Erstmals verwendete der Psychiater Charles H. Hughes im Jahr 1884 den Begriff „borderland“ (Grenzland) für die Beschreibung diagnostischer Grenzfälle zwischen Gesundheit und psychischer Krankheit. Der Psychiater Adolph Stern beschrieb 1938 die häufigsten Merkmale der BPS und bezeichnete die Symptome als „border line group“. Damit prägte er den heute verwendeten Terminus technicus.
Männer und Frauen zeigen mitunter unterschiedliche Symptome
Emotionen schlagen mitunter blitzartig um, dazu kommt ein hohes Level an innerer Anspannung. „Typisch sind die starke Angst vor dem Verlassenwerden, Selbstverletzungen oder riskantes Verhalten wie beispielsweise Rasen auf der Autobahn“, beschreibt die Psychotherapeutin Petra Beschoner die Auswirkungen. Sie ist Fachärztin für Psychiatrie, Psychotherapie sowie Psychosomatische Medizin und Ärztliche Leiterin der Akutklinik Bad Saulgau.
- Frauen tendieren eher zu Selbstverletzungen. Bei ihnen stehen oft die emotionale Instabilität und konfliktreiche Beziehungen im Vordergrund.
- Männer mit Borderline richten ihr Verhalten tendenziell eher nach außen, was sich in Aggressionen, Drogenkonsum oder Raserei ausdrücken kann.
Wie eine Borderline-Persönlichkeitsstörung entsteht
Auf eine einzige Ursache lässt sich eine Borderline-Persönlichkeitsstörung meist nicht zurückführen. Neben der Genetik spielen auch biografische Erfahrungen und Umweltbedingungen eine Rolle. „Traumatische Erlebnisse, Missbrauch, Vernachlässigung oder fehlende Bindungen in der Kindheit verstärken das Risiko erheblich“, erklärt Petra Beschoner.
Klar ist: Das Gehirn von Borderline-Betroffenen arbeitet anders als das gesunder Menschen:
- Die Amygdala ist aktiver. In diesem Bereich passiert die Verarbeitung von Emotionen.

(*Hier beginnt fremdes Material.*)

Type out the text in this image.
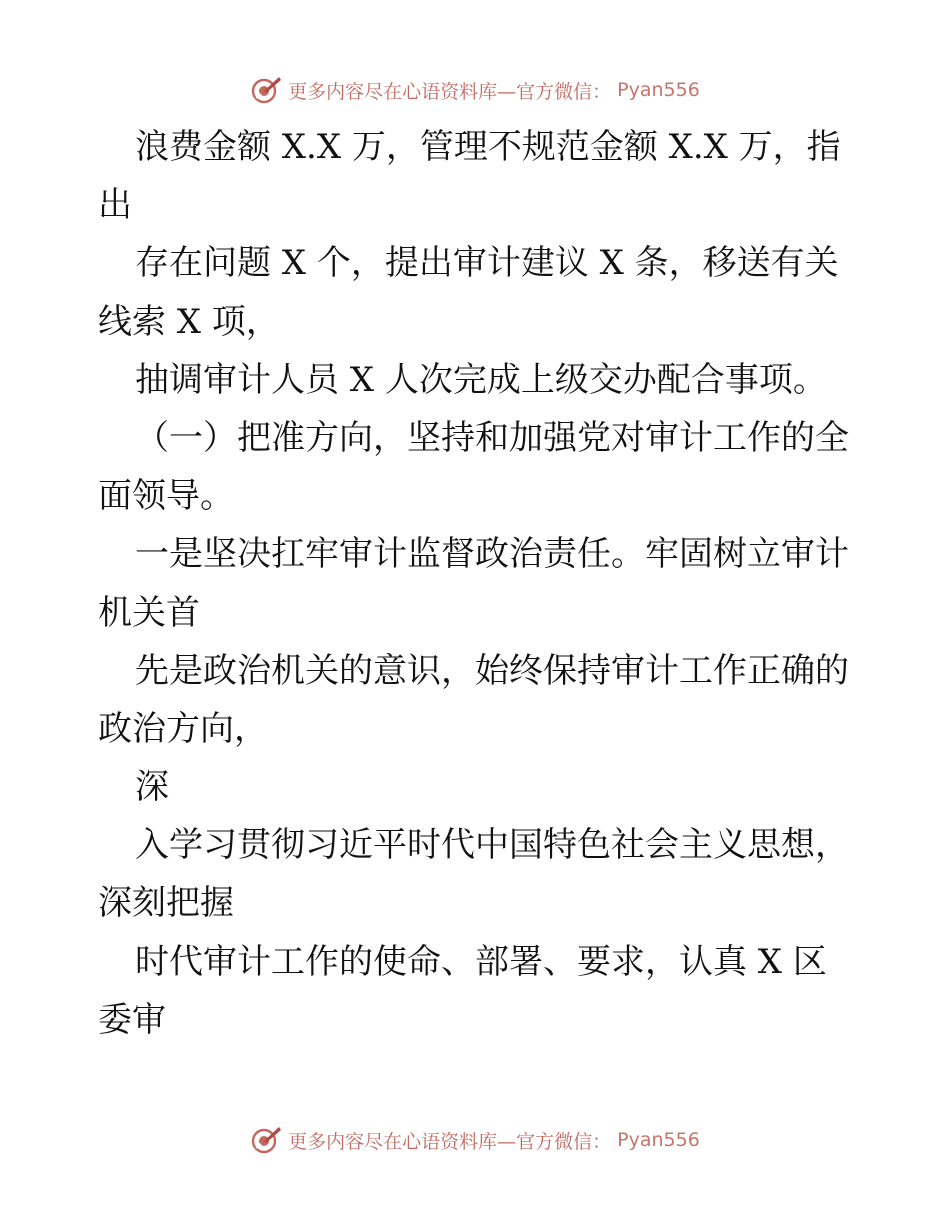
更多内容尽在心语资料库—官方微信： Pyan556
浪费金额 X.X 万，管理不规范金额 X.X 万，指
出
存在问题 X 个，提出审计建议 X 条，移送有关
线索 X 项，
抽调审计人员 X 人次完成上级交办配合事项。
（一）把准方向，坚持和加强党对审计工作的全
面领导。
一是坚决扛牢审计监督政治责任。牢固树立审计
机关首
先是政治机关的意识，始终保持审计工作正确的
政治方向，
深
入学习贯彻习近平时代中国特色社会主义思想，
深刻把握
时代审计工作的使命、部署、要求，认真 X 区
委审
更多内容尽在心语资料库—官方微信： Pyan556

- Der präfrontale Kortex ist beeinträchtigt. Er ist unter anderem für die Impulskontrolle zuständig.
- So lässt sich das Gehirn von Borderline-Betroffenen mit einem hochempfindlichen Alarmsystem vergleichen, das Gefühle schnell und heftig ausschlagen lässt.
Wie das Umfeld mit den Stimmungsschwankungen umgehen kann
Eine Borderline-Persönlichkeitsstörung wirkt sich auch auf zwischenmenschliche Beziehungen aus. Denn mitunter sehnen sich Menschen mit Borderline in einem Moment nach Nähe und idealisieren ihr Gegenüber, stoßen es kurz danach aber zurück.

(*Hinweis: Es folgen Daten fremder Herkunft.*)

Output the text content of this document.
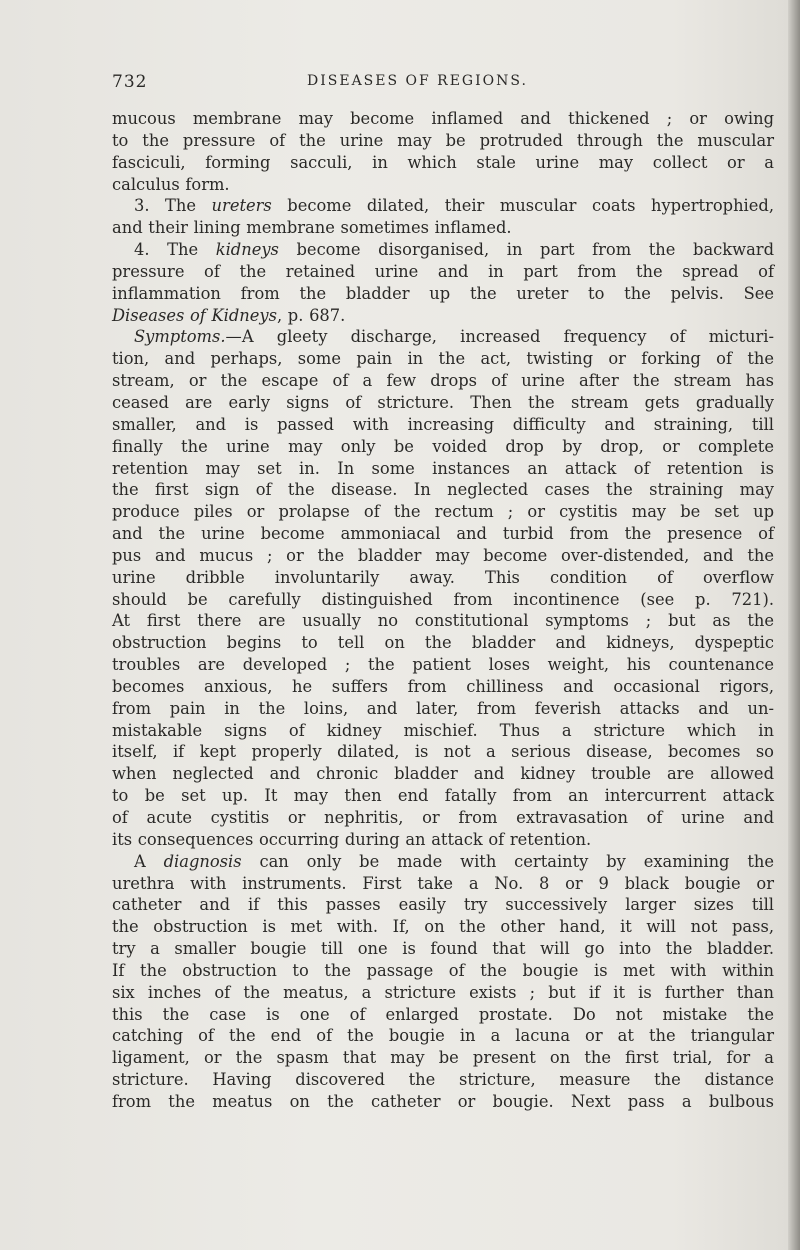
732	DISEASES OF REGIONS.
mucous membrane may become inflamed and thickened ; or owing
to the pressure of the urine may be protruded through the muscular
fasciculi, forming sacculi, in which stale urine may collect or a
calculus form.
3. The ureters become dilated, their muscular coats hypertrophied,
and their lining membrane sometimes inflamed.
4. The kidneys become disorganised, in part from the backward
pressure of the retained urine and in part from the spread of
inflammation from the bladder up the ureter to the pelvis. See
Diseases of Kidneys, p. 687.
Symptoms.—A gleety discharge, increased frequency of micturi-
tion, and perhaps, some pain in the act, twisting or forking of the
stream, or the escape of a few drops of urine after the stream has
ceased are early signs of stricture. Then the stream gets gradually
smaller, and is passed with increasing difficulty and straining, till
finally the urine may only be voided drop by drop, or complete
retention may set in. In some instances an attack of retention is
the first sign of the disease. In neglected cases the straining may
produce piles or prolapse of the rectum ; or cystitis may be set up
and the urine become ammoniacal and turbid from the presence of
pus and mucus ; or the bladder may become over-distended, and the
urine dribble involuntarily away. This condition of overflow
should be carefully distinguished from incontinence (see p. 721).
At first there are usually no constitutional symptoms ; but as the
obstruction begins to tell on the bladder and kidneys, dyspeptic
troubles are developed ; the patient loses weight, his countenance
becomes anxious, he suffers from chilliness and occasional rigors,
from pain in the loins, and later, from feverish attacks and un-
mistakable signs of kidney mischief. Thus a stricture which in
itself, if kept properly dilated, is not a serious disease, becomes so
when neglected and chronic bladder and kidney trouble are allowed
to be set up. It may then end fatally from an intercurrent attack
of acute cystitis or nephritis, or from extravasation of urine and
its consequences occurring during an attack of retention.
A diagnosis can only be made with certainty by examining the
urethra with instruments. First take a No. 8 or 9 black bougie or
catheter and if this passes easily try successively larger sizes till
the obstruction is met with. If, on the other hand, it will not pass,
try a smaller bougie till one is found that will go into the bladder.
If the obstruction to the passage of the bougie is met with within
six inches of the meatus, a stricture exists ; but if it is further than
this the case is one of enlarged prostate. Do not mistake the
catching of the end of the bougie in a lacuna or at the triangular
ligament, or the spasm that may be present on the first trial, for a
stricture. Having discovered the stricture, measure the distance
from the meatus on the catheter or bougie. Next pass a bulbous
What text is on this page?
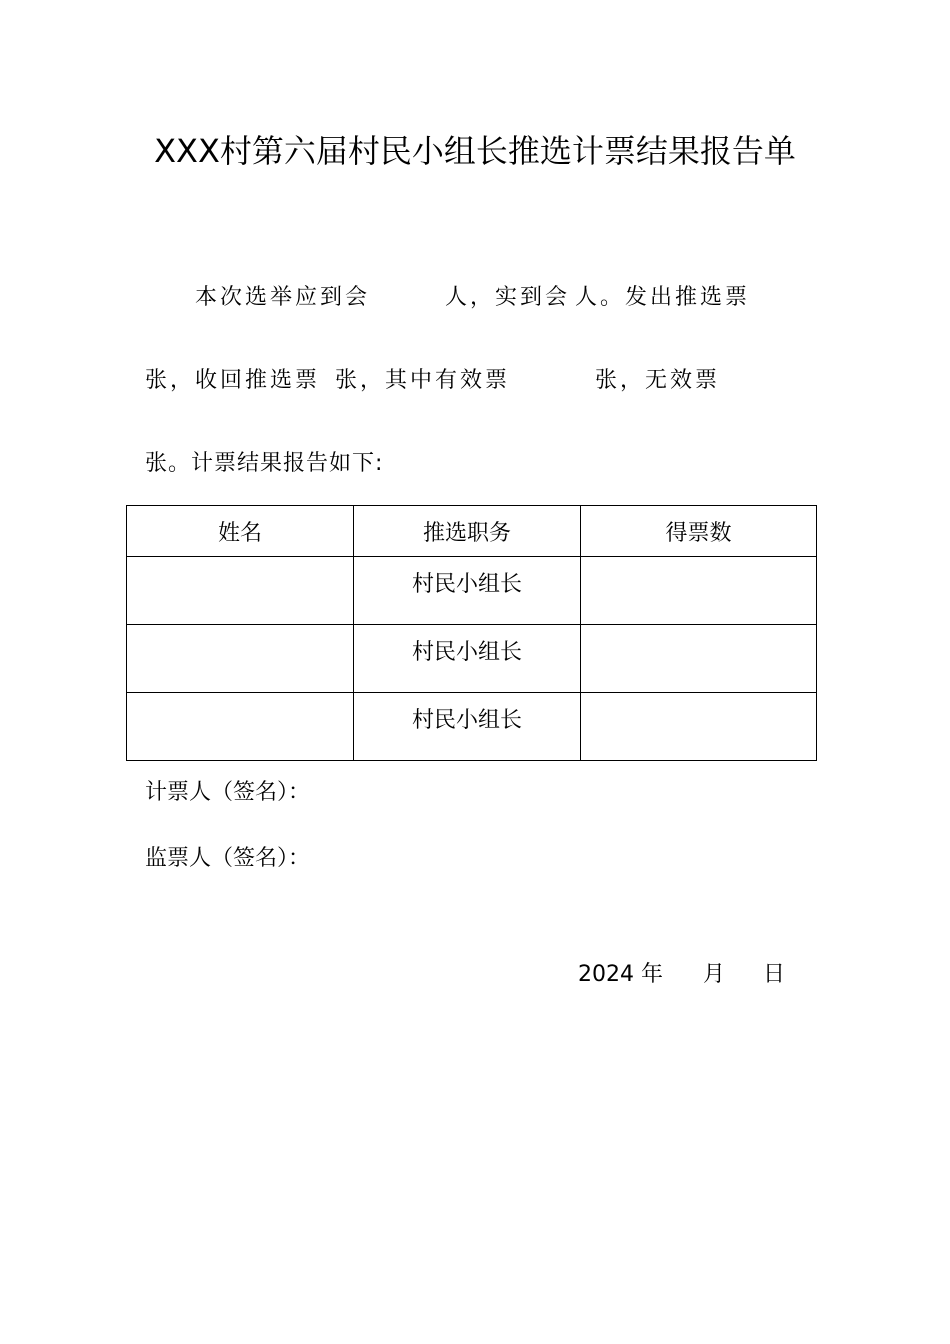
XXX村第六届村民小组长推选计票结果报告单
本次选举应到会	人，实到会 人。发出推选票
张，收回推选票 张，其中有效票	张，无效票
张。计票结果报告如下:
姓名	推选职务	得票数
	村民小组长	
	村民小组长	
	村民小组长	
计票人（签名）：
监票人（签名）：
2024 年 月 日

Petra Beschoners Rat: „Partner und Angehörige sollten versuchen, wie ein Fels in der Brandung zu sein – ruhig, klar und stabil.“ Auch wenn es schwerfällt, sollten sie emotionale Ausbrüche nicht persönlich nehmen, sondern sich klarmachen: Dahinter steckt eine Erkrankung. Außerdem rät die Expertin dazu, die Gefühle der Person mit Borderline nicht kleinzureden, sondern sie anzuerkennen und Verständnis zu zeigen.

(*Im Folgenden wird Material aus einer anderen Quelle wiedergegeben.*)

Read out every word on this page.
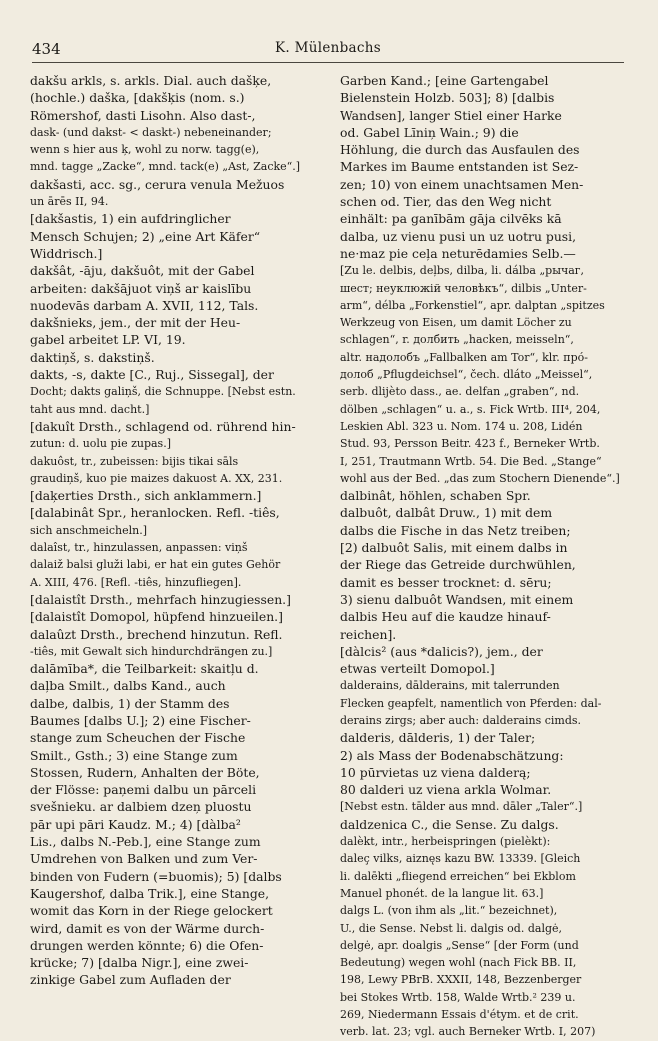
434	K. Mülenbachs
dakšu arkls, s. arkls. Dial. auch dašķe,
(hochle.) daška, [dakšķis (nom. s.)
Römershof, dasti Lisohn. Also dast-,
dask- (und dakst- < daskt-) nebeneinander;
wenn s hier aus ķ, wohl zu norw. tagg(e),
mnd. tagge „Zacke“, mnd. tack(e) „Ast, Zacke“.]
dakšasti, acc. sg., cerura venula Mežuos
un ārēs II, 94.
[dakšastis, 1) ein aufdringlicher
Mensch Schujen; 2) „eine Art Käfer“
Widdrisch.]
dakšât, -āju, dakšuôt, mit der Gabel
arbeiten: dakšājuot viņš ar kaislību
nuodevās darbam A. XVII, 112, Tals.
dakšnieks, jem., der mit der Heu-
gabel arbeitet LP. VI, 19.
daktiņš, s. dakstiņš.
dakts, -s, dakte [C., Ruj., Sissegal], der
Docht; dakts galiņš, die Schnuppe. [Nebst estn.
taht aus mnd. dacht.]
[dakuît Drsth., schlagend od. rührend hin-
zutun: d. uolu pie zupas.]
dakuôst, tr., zubeissen: bijis tikai sāls
graudiņš, kuo pie maizes dakuost A. XX, 231.
[daķerties Drsth., sich anklammern.]
[dalabinât Spr., heranlocken. Refl. -tiês,
sich anschmeicheln.]
dalaîst, tr., hinzulassen, anpassen: viņš
dalaiž balsi gluži labi, er hat ein gutes Gehör
A. XIII, 476. [Refl. -tiês, hinzufliegen].
[dalaistît Drsth., mehrfach hinzugiessen.]
[dalaistît Domopol, hüpfend hinzueilen.]
dalaûzt Drsth., brechend hinzutun. Refl.
-tiês, mit Gewalt sich hindurchdrängen zu.]
dalāmība*, die Teilbarkeit: skaitļu d.
daļba Smilt., dalbs Kand., auch
dalbe, dalbis, 1) der Stamm des
Baumes [dalbs U.]; 2) eine Fischer-
stange zum Scheuchen der Fische
Smilt., Gsth.; 3) eine Stange zum
Stossen, Rudern, Anhalten der Böte,
der Flösse: paņemi dalbu un pārceli
svešnieku. ar dalbiem dzeņ pluostu
pār upi pāri Kaudz. M.; 4) [dàlba²
Lis., dalbs N.-Peb.], eine Stange zum
Umdrehen von Balken und zum Ver-
binden von Fudern (=buomis); 5) [dalbs
Kaugershof, dalba Trik.], eine Stange,
womit das Korn in der Riege gelockert
wird, damit es von der Wärme durch-
drungen werden könnte; 6) die Ofen-
krücke; 7) [dalba Nigr.], eine zwei-
zinkige Gabel zum Aufladen der
Garben Kand.; [eine Gartengabel
Bielenstein Holzb. 503]; 8) [dalbis
Wandsen], langer Stiel einer Harke
od. Gabel Līniņ Wain.; 9) die
Höhlung, die durch das Ausfaulen des
Markes im Baume entstanden ist Sez-
zen; 10) von einem unachtsamen Men-
schen od. Tier, das den Weg nicht
einhält: pa ganībām gāja cilvēks kā
dalba, uz vienu pusi un uz uotru pusi,
ne·maz pie ceļa neturēdamies Selb.—
[Zu le. delbis, deļbs, dilba, li. dálba „рычаг,
шест; неуклюжій человѣкъ“, dilbis „Unter-
arm“, délba „Forkenstiel“, apr. dalptan „spitzes
Werkzeug von Eisen, um damit Löcher zu
schlagen“, r. долбить „hacken, meisseln“,
altr. надолобъ „Fallbalken am Tor“, klr. про́-
долоб „Pflugdeichsel“, čech. dláto „Meissel“,
serb. dlijèto dass., ae. delfan „graben“, nd.
dölben „schlagen“ u. a., s. Fick Wrtb. III⁴, 204,
Leskien Abl. 323 u. Nom. 174 u. 208, Lidén
Stud. 93, Persson Beitr. 423 f., Berneker Wrtb.
I, 251, Trautmann Wrtb. 54. Die Bed. „Stange“
wohl aus der Bed. „das zum Stochern Dienende“.]
dalbinât, höhlen, schaben Spr.
dalbuôt, dalbât Druw., 1) mit dem
dalbs die Fische in das Netz treiben;
[2) dalbuôt Salis, mit einem dalbs in
der Riege das Getreide durchwühlen,
damit es besser trocknet: d. sēru;
3) sienu dalbuôt Wandsen, mit einem
dalbis Heu auf die kaudze hinauf-
reichen].
[dàlcis² (aus *dalicis?), jem., der
etwas verteilt Domopol.]
dalderains, dālderains, mit talerrunden
Flecken geapfelt, namentlich von Pferden: dal-
derains zirgs; aber auch: dalderains cimds.
dalderis, dālderis, 1) der Taler;
2) als Mass der Bodenabschätzung:
10 pūrvietas uz viena dalderą;
80 dalderi uz viena arkla Wolmar.
[Nebst estn. tālder aus mnd. dāler „Taler“.]
daldzenica C., die Sense. Zu dalgs.
dalèkt, intr., herbeispringen (pielèkt):
daleç vilks, aiznęs kazu BW. 13339. [Gleich
li. dalēkti „fliegend erreichen“ bei Ekblom
Manuel phonét. de la langue lit. 63.]
dalgs L. (von ihm als „lit.“ bezeichnet),
U., die Sense. Nebst li. dalgis od. dalgė,
delgė, apr. doalgis „Sense“ [der Form (und
Bedeutung) wegen wohl (nach Fick BB. II,
198, Lewy PBrB. XXXII, 148, Bezzenberger
bei Stokes Wrtb. 158, Walde Wrtb.² 239 u.
269, Niedermann Essais d'étym. et de crit.
verb. lat. 23; vgl. auch Berneker Wrtb. I, 207)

Wichtig für nahestehende Menschen ist aber auch, auf die eigene Gesundheit zu achten. Sie sollten also keine Scheu haben, Auszeiten, Selbsthilfegruppen und Therapieangebote in Anspruch zu nehmen.
Wie sich Borderline behandeln lässt
Wie bei jeder anderen psychischen Erkrankung gilt auch hier: Familie und Freude können zwar unterstützen, professionelle Hilfe können sie aber nicht ersetzen.
Es gibt Strategien, um besser mit dem Orkan aus Gefühlen zu leben. „Am wirksamsten sind Therapien, die gezielt den Umgang mit Gefühlen und Beziehungen trainieren“, erläutert Beschoner. Ein Beispiel dafür sind die dialektisch-behaviorale Therapie (DBT): Das ist eine Form der Verhaltenstherapie, bei der Betroffene lernen, Emotionen zu regulieren und Krisen ohne Selbstverletzung zu meistern.
Während der Therapie können Medikamente als Stütze hilfreich sein. Mittel speziell gegen Borderline gibt es zwar nicht, einzelne Symptome wie Angst, Impulsivität und Depression lassen sich aber durch entsprechende Medikamente lindern.